Why I Choose to be a SAHM


I used to feel a little ashamed when filling out forms that asked my occupation, and I would enter Home maker.  As a young idiot, I had always imagined replying to inquiries of my occupation with a coy smile and a shrug, and "oh, I'm a well-endowed philanthropist. Or perhaps a friend would introduce me as "an excruciatingly poetic novelist", but that's not the way things turned out.  And I used to feel a bad about that.  But not anymore.

What's wrong with being June Cleaver, or Donna Reed, or even Martha Stewart for that matter?  Why does this country make me feel like less than my potential for choosing to commit myself fully to the care of my family and home?  I read a quote in a book that said, If feminism has it's way, women will have no choice but to work.  It has almost become true.

Not too far in the past, I would wake up dreading all the endless chores I had to do around this house.  But something has changed.  When I stopped looking at these duties as chores and began to look at this work as my job, I began to take pride in it.  Not that I didn't care before, but the seemingly endless list of things to tend to can become burdensone.  I believe most wives and mother's can attest to that.  

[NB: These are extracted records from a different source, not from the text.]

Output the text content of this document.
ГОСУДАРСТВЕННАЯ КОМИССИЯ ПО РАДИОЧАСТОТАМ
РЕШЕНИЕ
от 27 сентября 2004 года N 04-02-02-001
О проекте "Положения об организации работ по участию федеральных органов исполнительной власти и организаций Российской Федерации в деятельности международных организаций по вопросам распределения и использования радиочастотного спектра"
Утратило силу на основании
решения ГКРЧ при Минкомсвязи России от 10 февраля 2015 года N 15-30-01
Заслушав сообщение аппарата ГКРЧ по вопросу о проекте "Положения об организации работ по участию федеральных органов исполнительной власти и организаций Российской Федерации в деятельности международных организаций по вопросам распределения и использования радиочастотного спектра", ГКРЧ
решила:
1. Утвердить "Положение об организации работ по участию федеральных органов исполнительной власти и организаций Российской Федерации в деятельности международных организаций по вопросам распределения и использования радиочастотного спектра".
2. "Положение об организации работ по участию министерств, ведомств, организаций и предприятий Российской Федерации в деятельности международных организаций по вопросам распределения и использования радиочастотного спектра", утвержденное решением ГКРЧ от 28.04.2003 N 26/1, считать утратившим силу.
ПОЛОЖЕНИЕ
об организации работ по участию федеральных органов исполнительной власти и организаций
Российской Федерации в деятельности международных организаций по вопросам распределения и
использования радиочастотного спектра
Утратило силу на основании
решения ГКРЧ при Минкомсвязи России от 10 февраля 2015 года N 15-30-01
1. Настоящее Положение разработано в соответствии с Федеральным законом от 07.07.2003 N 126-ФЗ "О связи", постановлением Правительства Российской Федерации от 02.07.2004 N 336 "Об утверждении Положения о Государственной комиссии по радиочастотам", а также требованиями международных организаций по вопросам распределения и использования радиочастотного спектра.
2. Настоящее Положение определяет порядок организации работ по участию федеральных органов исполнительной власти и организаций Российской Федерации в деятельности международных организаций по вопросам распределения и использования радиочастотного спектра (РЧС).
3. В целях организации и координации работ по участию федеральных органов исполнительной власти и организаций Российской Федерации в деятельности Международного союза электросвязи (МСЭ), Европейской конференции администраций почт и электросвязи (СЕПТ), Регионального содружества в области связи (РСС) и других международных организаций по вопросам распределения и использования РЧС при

Think about this word.  Homemaker.  It is actually two words, home maker.  Many silly women can go around denying the natural roles of the sexes, but I say, give me lipstick, and a broom, I like being at home!  As women, I think if we are honest with ourselves, it is ingrained in us to feather our nests.  Animals do it (except those silly sea horses), and we follow the patterns of nature.   

My job is to care for those whom I love, and to commit myself to it full time.  What is love if not the giving up of ones self to care for the needs of others first.  At least that's what it was intended to be.  It's no wonder half the Mom's I know are on anti-depressants or anti-anxiety medication, this job is HARD!  But it would be even harder than I can imagine if I were to work full time and try to care for my family.  

Flame me for saying I belong here, in my little kitchen bathed in sunlight, and admiring the flowers that I have so tenderly cared for.  

This is the hardest thing I have ever done.  Because it is a 7 day a week, 365 day a year job.  But it is also the most rewarding thing I have ever done.  Some days I want to jump off the fridge onto something really sharp before 9 am, but I simply remind myself who I am doing this for and the perspective returns.

Because one day, when my grown children are well educated and respectable citizens of the future society, they will remember their mother with tenderness and thank God that she took the extra five minutes to soak the grass stained knees of their pants in oxy-clean. 

And hopefully my husband will not have traded me in for a newer model, and will say,  "Honey, as the years have passed, your butt has sure gotten bigger, but then again, so has your heart."

I will chuckle, rub his bald head, and get back to the kitchen, because there are  pies to be made.